Seminars & Colloquia
Computer Science & Engineering, University of Washington
"Probabilistic Answers to Queries "
Friday October 29, 2004 11:00 AM
Location: 313, EGRC NCSU Centennial Campus
(Visitor parking instructions)
This talk is part of the Taming the Data Seminar series
Abstract: This talk promotes a new query paradigm, in which incomplete and conflicting evidences are collected from a variety of data sources and used to answer complex queries. The system assigns a probability to each tuple in the answer and uses it to rank the results. The first part of the talk contains several examples showing how inexact matches between data values, inexact matches between schema components, lack of sufficient evidence to answer a given query, and violations of constraints across data sources, can all be modeled into a single, unified probabilistic framework. It also illustrates how the same probabilistic framework can be used to reason about information disclosure. The second half of the talk describes a new theoretical result that is a key piece in this new probabilistic framework: how to compute the asymptotic conditional probabilities of queries. The connection to random graphs will also be explained.

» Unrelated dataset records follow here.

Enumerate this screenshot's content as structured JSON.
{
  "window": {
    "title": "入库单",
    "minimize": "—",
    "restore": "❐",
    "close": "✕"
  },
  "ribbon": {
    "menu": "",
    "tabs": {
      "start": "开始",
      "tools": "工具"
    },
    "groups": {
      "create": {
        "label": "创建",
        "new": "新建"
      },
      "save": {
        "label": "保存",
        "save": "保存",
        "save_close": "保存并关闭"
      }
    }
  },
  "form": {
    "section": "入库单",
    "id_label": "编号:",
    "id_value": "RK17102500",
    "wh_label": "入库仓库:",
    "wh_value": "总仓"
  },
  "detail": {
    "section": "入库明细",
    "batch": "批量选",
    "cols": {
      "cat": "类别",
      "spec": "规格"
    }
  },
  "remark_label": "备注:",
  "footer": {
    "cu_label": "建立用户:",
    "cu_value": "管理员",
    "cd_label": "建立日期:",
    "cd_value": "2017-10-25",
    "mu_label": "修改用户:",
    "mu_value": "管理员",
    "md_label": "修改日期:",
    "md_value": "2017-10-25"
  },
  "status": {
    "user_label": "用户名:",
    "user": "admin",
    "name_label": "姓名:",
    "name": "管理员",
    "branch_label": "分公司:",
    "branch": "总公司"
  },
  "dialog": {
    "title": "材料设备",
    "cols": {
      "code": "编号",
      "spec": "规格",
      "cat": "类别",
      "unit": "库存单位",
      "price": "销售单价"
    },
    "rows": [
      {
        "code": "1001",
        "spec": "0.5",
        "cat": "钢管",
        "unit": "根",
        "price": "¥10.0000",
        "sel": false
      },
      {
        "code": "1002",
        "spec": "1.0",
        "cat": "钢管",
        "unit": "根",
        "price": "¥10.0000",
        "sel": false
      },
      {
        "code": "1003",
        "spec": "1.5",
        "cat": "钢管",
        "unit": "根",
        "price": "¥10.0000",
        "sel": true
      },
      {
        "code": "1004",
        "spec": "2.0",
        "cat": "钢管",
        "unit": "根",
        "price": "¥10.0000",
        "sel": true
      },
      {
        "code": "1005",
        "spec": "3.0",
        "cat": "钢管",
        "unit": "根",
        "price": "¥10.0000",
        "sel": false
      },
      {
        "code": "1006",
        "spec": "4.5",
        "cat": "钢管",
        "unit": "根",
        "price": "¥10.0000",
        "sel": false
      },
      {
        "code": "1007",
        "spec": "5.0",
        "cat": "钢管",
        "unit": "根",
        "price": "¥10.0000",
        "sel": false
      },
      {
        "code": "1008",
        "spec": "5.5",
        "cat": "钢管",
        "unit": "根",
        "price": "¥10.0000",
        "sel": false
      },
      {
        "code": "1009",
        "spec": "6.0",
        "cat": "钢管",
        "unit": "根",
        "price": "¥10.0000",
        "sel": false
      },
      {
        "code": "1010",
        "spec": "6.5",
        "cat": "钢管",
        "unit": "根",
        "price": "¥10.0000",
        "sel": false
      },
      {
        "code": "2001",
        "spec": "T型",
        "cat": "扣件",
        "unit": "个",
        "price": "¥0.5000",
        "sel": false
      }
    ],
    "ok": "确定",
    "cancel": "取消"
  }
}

Short Bio: Dan Suciu is an associate professor in the Department of Computer Science and Engineering at the University of Washington. Before that he was a researcher at AT&T Shannon Laboratories. His research is on data management for large scale data exchange. Previous achievements include a first query language for XML, a public XML compressor (XMill), and a toolkit for stream processing of XML data. His current research is on data security and query answering in the presence of uncertainties.
Host: Rada Chirkova, Computer Science Department, NCSU